I sat back, the air seeping from me as though I’d just drawn and exhaled my last. And I knew, somehow, that the best thing I could do now was listen. Sit and listen and say nothing. So I swallowed hard enough and loudly enough that she caught my invitation to go on.

“It wasn’t a heart attack, but my husband had gotten so wrapped up in his business—papers and meetings and trips here and there to seal this deal and that contract—that he forgot about me.” She chuckled. “Or maybe he didn’t.” The fingertips of her right hand fingered the large diamond on her left ring finger. “He’d land some business deal and I’d get jewelry.” Her eyes met mine. “He called it good investments and, as far as I know, no other woman was getting anything of any value.

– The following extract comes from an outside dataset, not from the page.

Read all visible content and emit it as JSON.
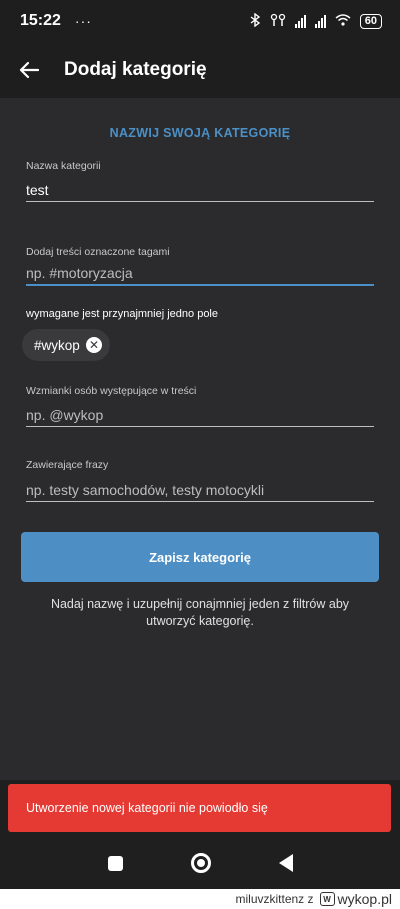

“Then Cheney—that was his name—Cheney came into my life when I wasn’t paying attention to the dangers.” Her eyes roamed the bookcases as though she were searching for the right title. “When I didn’t expect him. He saw a vulnerable woman who thought she was no longer loved by her husband... and he made her strong.” Miss Justine’s head shook slightly. “Not by loving me, mind you, but by not loving me when it mattered most.”

I waited as her fingers traveled from the diamond to the doily on the small table between us, creating waves within its pattern, then patting it flat. “Once he had his way, Allison … once he’d finally seduced and conquered, he walked off the victor and left me with a baby inside.” Her face returned to mine.